Do we really need a huge volume of lodges in an area .
Do we really need to work degree after degree
Are we leaving sufficient time between grades .should the two weeks be more like two months or even years
seeking light
True Brother. I agree. However I hail from a jurisdiction where we are apprehensive of being overrun by the brethren of another Grand Lodge by their sheer numbers. In such light we must recruit to build up our numbers.
Do explain further .
which Grand lodges are involved
whats the ratio of lodges /membership etc etc
Are the other orders involved ?
CoventrySquared wrote:What's everyone's thoughts on holding open nights...
Open the hall, and the various lodges all invite guests and local press. Put on a short playlet and offer some hospitality. Have different regalia on display and just have a low key social.
CoventrySquared wrote:What's everyone's thoughts on holding open nights...
Open the hall, and the various lodges all invite guests and local press. Put on a short playlet and offer some hospitality. Have different regalia on display and just have a low key social.

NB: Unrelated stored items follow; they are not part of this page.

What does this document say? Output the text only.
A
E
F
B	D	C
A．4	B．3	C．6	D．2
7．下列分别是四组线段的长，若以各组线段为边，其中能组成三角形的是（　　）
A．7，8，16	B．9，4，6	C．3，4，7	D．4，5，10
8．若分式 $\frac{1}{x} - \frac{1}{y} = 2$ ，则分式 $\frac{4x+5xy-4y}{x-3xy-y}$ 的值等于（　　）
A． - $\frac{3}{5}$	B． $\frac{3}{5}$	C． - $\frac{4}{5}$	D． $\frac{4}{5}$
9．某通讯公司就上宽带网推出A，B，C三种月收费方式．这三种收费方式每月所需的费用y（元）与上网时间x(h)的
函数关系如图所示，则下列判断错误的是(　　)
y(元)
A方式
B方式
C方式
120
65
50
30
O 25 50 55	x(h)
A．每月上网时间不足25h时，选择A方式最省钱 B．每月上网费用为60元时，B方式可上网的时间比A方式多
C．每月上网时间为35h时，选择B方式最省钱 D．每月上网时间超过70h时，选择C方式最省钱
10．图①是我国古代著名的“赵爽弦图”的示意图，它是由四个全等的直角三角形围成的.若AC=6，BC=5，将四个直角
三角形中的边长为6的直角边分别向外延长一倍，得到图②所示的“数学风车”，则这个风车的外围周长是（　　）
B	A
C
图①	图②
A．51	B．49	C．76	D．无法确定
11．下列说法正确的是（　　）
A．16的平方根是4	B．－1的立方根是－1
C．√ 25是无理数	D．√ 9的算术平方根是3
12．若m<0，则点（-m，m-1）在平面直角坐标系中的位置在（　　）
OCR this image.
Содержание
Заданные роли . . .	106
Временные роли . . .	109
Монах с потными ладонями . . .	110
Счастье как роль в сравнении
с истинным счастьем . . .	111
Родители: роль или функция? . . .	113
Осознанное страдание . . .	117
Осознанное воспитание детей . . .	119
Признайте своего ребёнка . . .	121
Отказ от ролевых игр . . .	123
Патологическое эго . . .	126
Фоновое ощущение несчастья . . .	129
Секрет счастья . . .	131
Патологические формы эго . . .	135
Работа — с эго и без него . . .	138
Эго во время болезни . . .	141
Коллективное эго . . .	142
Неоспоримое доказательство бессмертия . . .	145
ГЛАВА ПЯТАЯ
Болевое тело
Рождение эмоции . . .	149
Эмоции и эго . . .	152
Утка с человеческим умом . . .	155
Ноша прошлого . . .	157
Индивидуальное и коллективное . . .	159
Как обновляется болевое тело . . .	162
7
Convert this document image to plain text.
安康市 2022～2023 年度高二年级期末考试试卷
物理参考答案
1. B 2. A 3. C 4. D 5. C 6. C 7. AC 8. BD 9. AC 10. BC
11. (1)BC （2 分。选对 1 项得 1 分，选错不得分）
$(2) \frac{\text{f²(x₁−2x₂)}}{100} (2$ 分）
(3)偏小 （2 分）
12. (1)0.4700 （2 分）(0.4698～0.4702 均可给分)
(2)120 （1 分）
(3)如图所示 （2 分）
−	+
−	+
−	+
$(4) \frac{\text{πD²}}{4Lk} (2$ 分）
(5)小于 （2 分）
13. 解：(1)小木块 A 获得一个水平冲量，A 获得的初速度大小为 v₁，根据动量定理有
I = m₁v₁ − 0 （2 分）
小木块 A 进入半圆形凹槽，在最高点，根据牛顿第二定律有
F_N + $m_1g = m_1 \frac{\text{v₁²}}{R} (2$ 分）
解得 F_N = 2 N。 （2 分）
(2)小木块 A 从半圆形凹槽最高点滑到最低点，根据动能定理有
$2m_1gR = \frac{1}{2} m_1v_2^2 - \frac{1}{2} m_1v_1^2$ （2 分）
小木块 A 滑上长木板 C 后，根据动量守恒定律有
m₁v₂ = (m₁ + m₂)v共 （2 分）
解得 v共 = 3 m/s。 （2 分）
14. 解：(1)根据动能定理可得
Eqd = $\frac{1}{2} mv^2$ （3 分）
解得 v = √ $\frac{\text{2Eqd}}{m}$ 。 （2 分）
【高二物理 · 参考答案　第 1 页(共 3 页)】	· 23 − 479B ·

admin wrote:Then there is the Lodgeroom invention and design available only here
http://masonicjewellerystore.com/sales/ ... cts_id=685
Ninth Arch wrote:One big deterrent to people joining, or remaining members, is the attitude of employers, who denigrate Masonry and make it very hard for those they find out are freemasons. The Armed Services is one, the police another. I well remember the witch hunts of the eighties and early nineties when letting anybody know that you were in the Craft was a career destroyer. I remember the kangaroo court of the Home Affairs Select Committee grilling, threatening and pillaring the Grand Secretary of UGLE and making insinuations against any Freemasons that they were unworthy of Public Office. As a consequence I used to get notes from the Department of really Stupid Ideas, sorry Professional Standards, demanding to know whether I was a member of any clandestine orders which included the Masons. Fortunately I was senior enough in service and bolshy enough to ignore them and put them in the bin. I did have one spotty faced YTS ring me up one day demanding to know why I had not replied to his enquiries. I told him that I had put them in the bin along with all the other politically correct junkmail and would do the same with any more rubbish he cared to send me. I then told him very succinctly to **&"$ off and get a proper job. I never heard anything further. The European Court of Human Rights issued a decision that to discriminate against anyone because of their membership of a legal organisation was unlawful (probably the only intelligent decision they ever came to) and officially put a stop to the witch hunts. But I know that it still goes on behind the scenes and it is still career suicide to be too open about your membership. Another reason I am against 'more openness'.